Scalable Computing Workflows

DSE512 - Spring 2026

Instructor

Scott Emrich
Office: 608 Min Kao
Phone: (865) 974-3891; E-mail: semrich at utk.edu
Office hours: TBD; and by appointment

Overview

This course covers foundational concepts for building scalable and reproducible computational workflows. Students will learn how to decompose work into jobs, manage dependencies, handle failure, and execute workloads using batch schedulers and containers. This course is neither a Spark certification course nor an MPI programming class. The course will emphasize principles that generalize across scientific HPC environments and industry data platforms, preparing students to reason about scale, cost, and the responsible use of shared computing systems.

Text and syllabus

The syllabus can be found here

Schedule

Date Topic Homework Notes
1/20/2026 Intro to scalable computing    
1/22/2026 Spark vs. SLURM    
1/27/2026 Responsible HPC usage    
1/29/2026 Intro to containers and DAGs    
2/03/2026 Job Arrays and Parameter Sweeps    
2/05/2026 Failure on purpose    
2/10/2026 Workflow design at a high level    
2/12/2026 From hand-drawn DAGs to executable workflows    
2/17/2026 From research idea to workflow: Capstone pitches    
2/19/2026 Execution frameworks as workflow realizations    
2/24/2026 SLURM jam: From design to debugging    
2/26/2026 Project DAG Design Studio (no class)    
3/03/2026 Scaling is a tradeoff, not a goal    
3/05/2026 Designing for humans: logging, monitoring, and debuggability    
3/10/2026 Spring break (no class)    
3/12/2026 Spring break (no class)    
3/17/2026 Interactive compute as a tool    
3/19/2026 Interactive job jam!    
3/24/2026 Data movement & I/O in HPC workflows    
3/26/2026 Project architecture presentation prep (no class)    
3/31/2026 Scheduler guest lecture (student choice)    
4/2/2026 Spring recess (no class)    
4/7/2026 Initial project presentations for feedback    
4/9/2026 Cost and Performance Thinking    
4/14/2026 Evalutating not just executing workflows    
4/16/2026 Workflow jam: designing towards evaluation    
4/21/2026 Guest lecture: "War stories" from UTK NICS (Crosby)    
4/23/2026 Guest lecture: "War stories" from ORNL OLCF (Holman)    
4/28/2026 Draft project presentations (in class)    
4/30/2026 Study hall to finalize projects    
5/05/2026 Projects due (no formal class; videos will be shared)    

Academic dishonesty

All students are required to abide by the DSE and University Honor Code.

Discussion of concepts and general approaches with classmates is encouraged; however, unless explicitly stated otherwise, all submitted code and written answers must be developed and written individually.

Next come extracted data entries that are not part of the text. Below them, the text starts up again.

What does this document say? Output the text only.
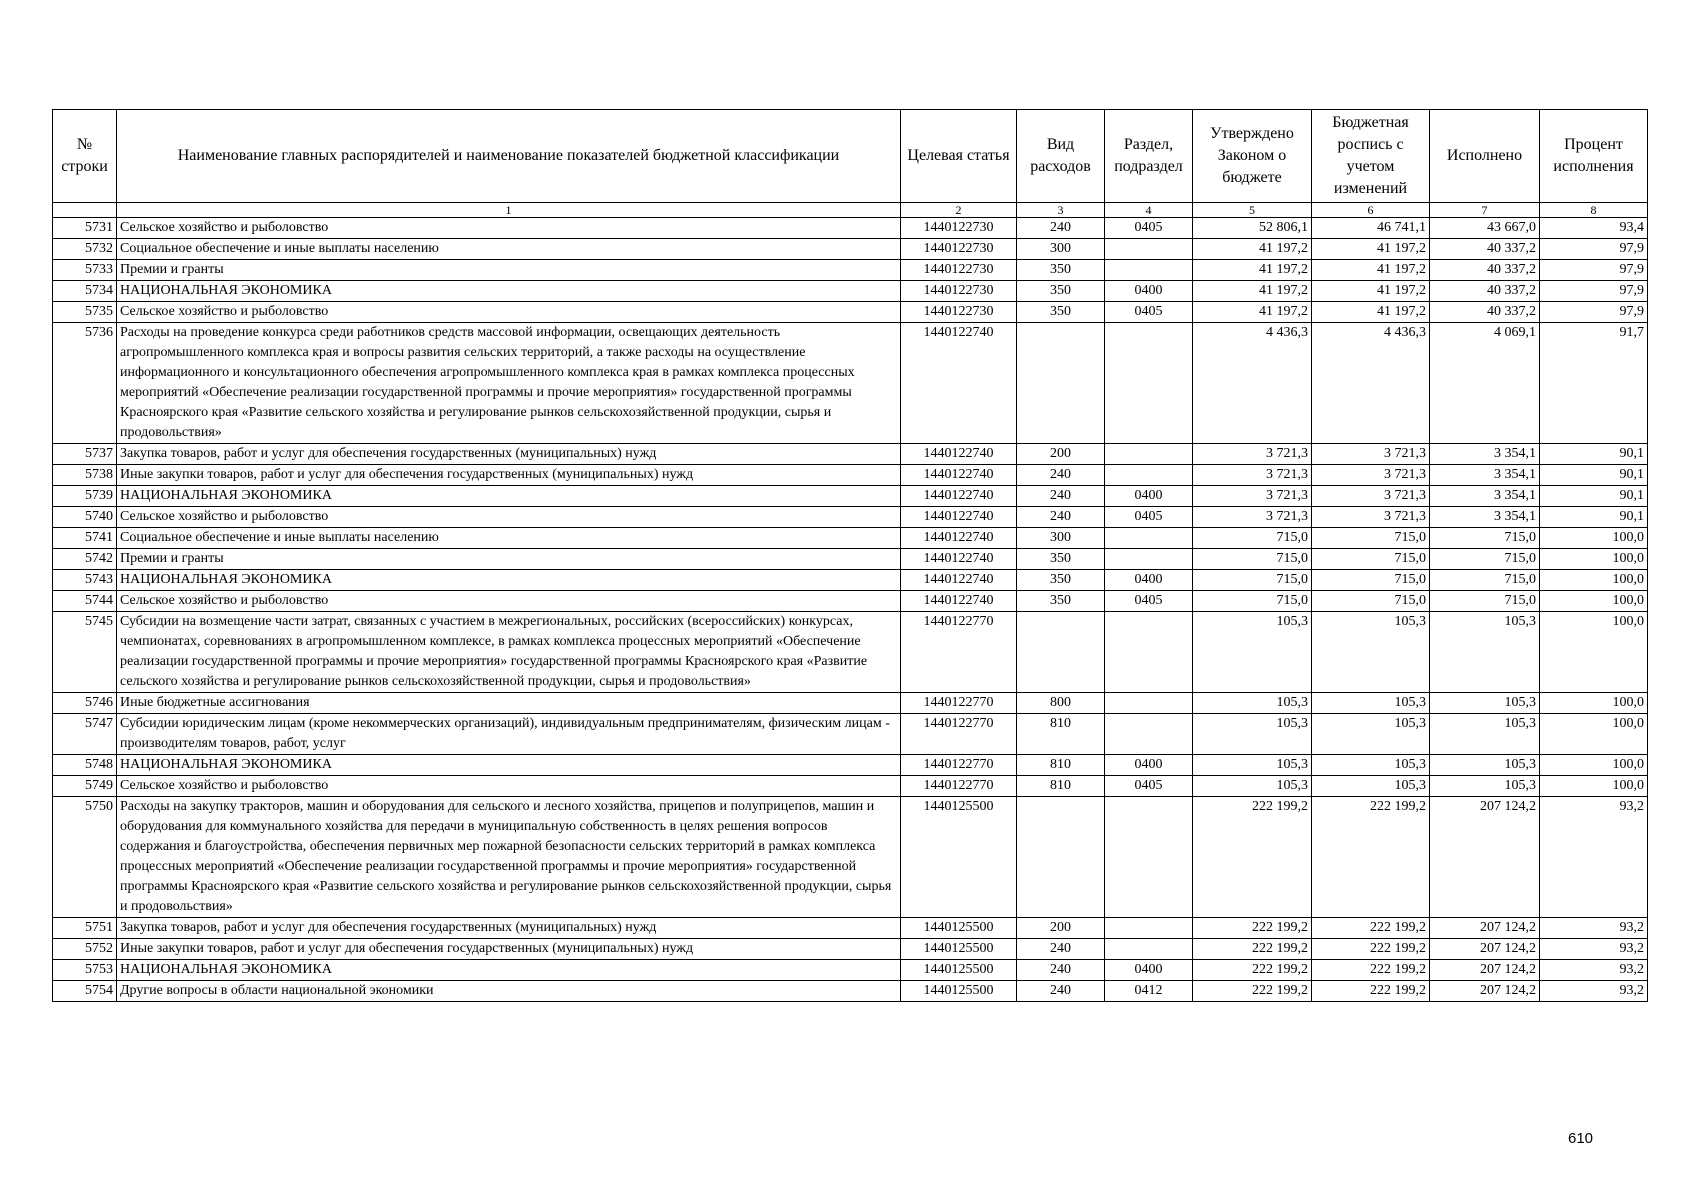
№ строки	Наименование главных распорядителей и наименование показателей бюджетной классификации	Целевая статья	Вид расходов	Раздел, подраздел	Утверждено Законом о бюджете	Бюджетная роспись с учетом изменений	Исполнено	Процент исполнения
	1	2	3	4	5	6	7	8
5731	Сельское хозяйство и рыболовство	1440122730	240	0405	52 806,1	46 741,1	43 667,0	93,4
5732	Социальное обеспечение и иные выплаты населению	1440122730	300		41 197,2	41 197,2	40 337,2	97,9
5733	Премии и гранты	1440122730	350		41 197,2	41 197,2	40 337,2	97,9
5734	НАЦИОНАЛЬНАЯ ЭКОНОМИКА	1440122730	350	0400	41 197,2	41 197,2	40 337,2	97,9
5735	Сельское хозяйство и рыболовство	1440122730	350	0405	41 197,2	41 197,2	40 337,2	97,9
5736	Расходы на проведение конкурса среди работников средств массовой информации, освещающих деятельность агропромышленного комплекса края и вопросы развития сельских территорий, а также расходы на осуществление информационного и консультационного обеспечения агропромышленного комплекса края в рамках комплекса процессных мероприятий «Обеспечение реализации государственной программы и прочие мероприятия» государственной программы Красноярского края «Развитие сельского хозяйства и регулирование рынков сельскохозяйственной продукции, сырья и продовольствия»	1440122740			4 436,3	4 436,3	4 069,1	91,7
5737	Закупка товаров, работ и услуг для обеспечения государственных (муниципальных) нужд	1440122740	200		3 721,3	3 721,3	3 354,1	90,1
5738	Иные закупки товаров, работ и услуг для обеспечения государственных (муниципальных) нужд	1440122740	240		3 721,3	3 721,3	3 354,1	90,1
5739	НАЦИОНАЛЬНАЯ ЭКОНОМИКА	1440122740	240	0400	3 721,3	3 721,3	3 354,1	90,1
5740	Сельское хозяйство и рыболовство	1440122740	240	0405	3 721,3	3 721,3	3 354,1	90,1
5741	Социальное обеспечение и иные выплаты населению	1440122740	300		715,0	715,0	715,0	100,0
5742	Премии и гранты	1440122740	350		715,0	715,0	715,0	100,0
5743	НАЦИОНАЛЬНАЯ ЭКОНОМИКА	1440122740	350	0400	715,0	715,0	715,0	100,0
5744	Сельское хозяйство и рыболовство	1440122740	350	0405	715,0	715,0	715,0	100,0
5745	Субсидии на возмещение части затрат, связанных с участием в межрегиональных, российских (всероссийских) конкурсах, чемпионатах, соревнованиях в агропромышленном комплексе, в рамках комплекса процессных мероприятий «Обеспечение реализации государственной программы и прочие мероприятия» государственной программы Красноярского края «Развитие сельского хозяйства и регулирование рынков сельскохозяйственной продукции, сырья и продовольствия»	1440122770			105,3	105,3	105,3	100,0
5746	Иные бюджетные ассигнования	1440122770	800		105,3	105,3	105,3	100,0
5747	Субсидии юридическим лицам (кроме некоммерческих организаций), индивидуальным предпринимателям, физическим лицам - производителям товаров, работ, услуг	1440122770	810		105,3	105,3	105,3	100,0
5748	НАЦИОНАЛЬНАЯ ЭКОНОМИКА	1440122770	810	0400	105,3	105,3	105,3	100,0
5749	Сельское хозяйство и рыболовство	1440122770	810	0405	105,3	105,3	105,3	100,0
5750	Расходы на закупку тракторов, машин и оборудования для сельского и лесного хозяйства, прицепов и полуприцепов, машин и оборудования для коммунального хозяйства для передачи в муниципальную собственность в целях решения вопросов содержания и благоустройства, обеспечения первичных мер пожарной безопасности сельских территорий в рамках комплекса процессных мероприятий «Обеспечение реализации государственной программы и прочие мероприятия» государственной программы Красноярского края «Развитие сельского хозяйства и регулирование рынков сельскохозяйственной продукции, сырья и продовольствия»	1440125500			222 199,2	222 199,2	207 124,2	93,2
5751	Закупка товаров, работ и услуг для обеспечения государственных (муниципальных) нужд	1440125500	200		222 199,2	222 199,2	207 124,2	93,2
5752	Иные закупки товаров, работ и услуг для обеспечения государственных (муниципальных) нужд	1440125500	240		222 199,2	222 199,2	207 124,2	93,2
5753	НАЦИОНАЛЬНАЯ ЭКОНОМИКА	1440125500	240	0400	222 199,2	222 199,2	207 124,2	93,2
5754	Другие вопросы в области национальной экономики	1440125500	240	0412	222 199,2	222 199,2	207 124,2	93,2
610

You may use external resources—including documentation, textbooks, and generative AI tools—as learning aids (e.g., to clarify syntax, understand error messages, or review general concepts). However, relying on such tools to generate substantial portions of assignment solutions, complete implementations, or logic specific to a graded task is not permitted.

If you are unsure whether a particular use is allowed, please ask. As a guiding principle: if you could not explain or re-derive the solution without the tool, then its use was inappropriate. Submitted work must reflect your own understanding and effort.